Dogged, diligent reporting that seeks relevant corroboration around an allegation is what it looks like for journalists to take sexual assault seriously. But calling up a bunch of landlords and giving them a bullhorn to vent about missed rent payments only contributes to a culture of silence in which the majority of victims never report their assaults (data show that three out of four sexual assaults go unreported).

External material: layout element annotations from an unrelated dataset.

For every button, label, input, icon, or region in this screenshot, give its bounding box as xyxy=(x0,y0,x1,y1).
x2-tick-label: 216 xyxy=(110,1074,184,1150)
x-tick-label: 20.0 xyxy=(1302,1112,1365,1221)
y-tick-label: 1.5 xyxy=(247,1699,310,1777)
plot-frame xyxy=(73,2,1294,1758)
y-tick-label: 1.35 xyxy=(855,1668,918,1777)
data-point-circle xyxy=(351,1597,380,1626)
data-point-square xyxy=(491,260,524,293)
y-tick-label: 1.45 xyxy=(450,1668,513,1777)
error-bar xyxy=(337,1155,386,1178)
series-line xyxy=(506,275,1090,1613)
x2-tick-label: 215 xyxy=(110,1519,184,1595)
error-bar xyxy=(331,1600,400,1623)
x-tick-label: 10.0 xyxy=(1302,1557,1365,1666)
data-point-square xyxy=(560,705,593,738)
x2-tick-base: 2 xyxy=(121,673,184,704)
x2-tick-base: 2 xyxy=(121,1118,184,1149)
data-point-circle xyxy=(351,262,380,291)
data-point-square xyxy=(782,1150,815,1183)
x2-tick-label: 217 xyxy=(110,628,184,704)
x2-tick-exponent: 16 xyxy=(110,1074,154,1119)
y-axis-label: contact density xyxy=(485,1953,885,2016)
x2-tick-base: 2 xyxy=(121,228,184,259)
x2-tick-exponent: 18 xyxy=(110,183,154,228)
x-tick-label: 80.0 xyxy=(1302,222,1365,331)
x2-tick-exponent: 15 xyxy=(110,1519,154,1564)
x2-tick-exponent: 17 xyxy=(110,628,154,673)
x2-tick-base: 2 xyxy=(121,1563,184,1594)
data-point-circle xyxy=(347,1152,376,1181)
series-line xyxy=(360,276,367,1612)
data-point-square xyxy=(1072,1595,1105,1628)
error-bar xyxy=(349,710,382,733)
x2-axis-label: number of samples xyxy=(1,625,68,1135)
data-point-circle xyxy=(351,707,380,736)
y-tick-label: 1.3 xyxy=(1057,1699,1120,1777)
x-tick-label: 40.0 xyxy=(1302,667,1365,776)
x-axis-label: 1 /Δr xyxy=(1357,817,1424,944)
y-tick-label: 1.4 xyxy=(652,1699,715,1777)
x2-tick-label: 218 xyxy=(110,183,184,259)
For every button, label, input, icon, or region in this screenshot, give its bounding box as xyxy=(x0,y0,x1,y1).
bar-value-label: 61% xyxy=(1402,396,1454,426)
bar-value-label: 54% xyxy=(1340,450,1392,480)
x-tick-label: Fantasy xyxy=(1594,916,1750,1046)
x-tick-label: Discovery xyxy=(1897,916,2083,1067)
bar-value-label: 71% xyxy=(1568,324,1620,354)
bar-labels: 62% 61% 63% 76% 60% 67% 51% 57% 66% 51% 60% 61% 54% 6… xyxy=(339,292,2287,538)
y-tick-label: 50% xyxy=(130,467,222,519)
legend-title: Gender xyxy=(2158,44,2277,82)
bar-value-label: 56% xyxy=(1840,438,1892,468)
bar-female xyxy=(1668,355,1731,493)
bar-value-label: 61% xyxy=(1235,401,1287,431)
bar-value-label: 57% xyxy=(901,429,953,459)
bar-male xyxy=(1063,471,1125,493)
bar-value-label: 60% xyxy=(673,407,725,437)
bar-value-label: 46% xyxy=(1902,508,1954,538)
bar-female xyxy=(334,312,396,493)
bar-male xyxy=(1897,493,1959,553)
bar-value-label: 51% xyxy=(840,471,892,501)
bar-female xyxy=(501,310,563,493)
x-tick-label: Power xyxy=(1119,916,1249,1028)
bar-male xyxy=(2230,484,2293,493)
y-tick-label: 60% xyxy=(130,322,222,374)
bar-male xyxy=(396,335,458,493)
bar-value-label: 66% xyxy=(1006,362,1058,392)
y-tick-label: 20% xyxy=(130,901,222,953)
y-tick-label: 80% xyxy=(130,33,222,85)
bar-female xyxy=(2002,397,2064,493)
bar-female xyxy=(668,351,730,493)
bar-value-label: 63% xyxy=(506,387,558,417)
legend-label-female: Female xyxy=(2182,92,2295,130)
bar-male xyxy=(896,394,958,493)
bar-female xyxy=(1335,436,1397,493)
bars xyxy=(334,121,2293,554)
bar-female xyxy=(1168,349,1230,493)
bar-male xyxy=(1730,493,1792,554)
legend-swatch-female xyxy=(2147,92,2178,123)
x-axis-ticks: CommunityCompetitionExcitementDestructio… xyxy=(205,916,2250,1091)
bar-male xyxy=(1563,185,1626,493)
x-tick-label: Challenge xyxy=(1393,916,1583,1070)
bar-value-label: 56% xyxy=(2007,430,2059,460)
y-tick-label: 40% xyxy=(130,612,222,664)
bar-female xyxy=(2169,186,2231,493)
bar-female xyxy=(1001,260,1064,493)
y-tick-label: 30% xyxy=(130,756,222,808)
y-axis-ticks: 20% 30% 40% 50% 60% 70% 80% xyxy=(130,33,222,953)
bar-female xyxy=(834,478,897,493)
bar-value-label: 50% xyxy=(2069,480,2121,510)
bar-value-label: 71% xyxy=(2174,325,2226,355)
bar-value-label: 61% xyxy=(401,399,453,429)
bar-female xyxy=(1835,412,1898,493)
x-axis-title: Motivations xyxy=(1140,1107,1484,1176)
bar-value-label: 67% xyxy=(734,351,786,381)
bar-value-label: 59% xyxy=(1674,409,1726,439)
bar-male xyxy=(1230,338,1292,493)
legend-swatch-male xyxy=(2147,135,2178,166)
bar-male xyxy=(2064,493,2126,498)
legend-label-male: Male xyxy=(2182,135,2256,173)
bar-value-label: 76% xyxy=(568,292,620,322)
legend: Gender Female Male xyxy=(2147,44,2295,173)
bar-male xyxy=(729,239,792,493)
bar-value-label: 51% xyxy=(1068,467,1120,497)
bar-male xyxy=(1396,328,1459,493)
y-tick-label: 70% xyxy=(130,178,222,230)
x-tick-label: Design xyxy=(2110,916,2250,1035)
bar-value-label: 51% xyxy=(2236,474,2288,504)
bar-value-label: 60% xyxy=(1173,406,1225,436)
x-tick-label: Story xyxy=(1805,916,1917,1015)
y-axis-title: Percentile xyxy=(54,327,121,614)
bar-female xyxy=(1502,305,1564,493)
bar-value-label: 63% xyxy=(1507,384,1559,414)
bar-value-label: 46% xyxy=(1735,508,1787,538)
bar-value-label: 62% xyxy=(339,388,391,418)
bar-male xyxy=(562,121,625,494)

Laura Palumbo, communications director for the National Sexual Violence Resource Center, told Jezebel that there are many reasons victims delay or decide against the disclosure of sexual harassment and assault, among those most relevant here: “fear of not being believed,” “fears of privacy invasions,” and “being made the subject of gossip and slander.” The media is one of the most visible stages on which those fears are exemplified.

“Survivors of sexual harassment and assault are often judged by baseless ideas of how ‘real victims’ would or should behave,” said Palumbo. “When harsh judgments and victim-blaming myths play out in media, this has a chilling effect on others speaking up and leaves many survivors feeling triggered and retraumatized.” In this case, it may leave victims to consider just which “aggrieved acquaintances” in their life, whether former landlords or ex-boyfriends, will give a journalist the grabby quote needed for an explosive-sounding headline.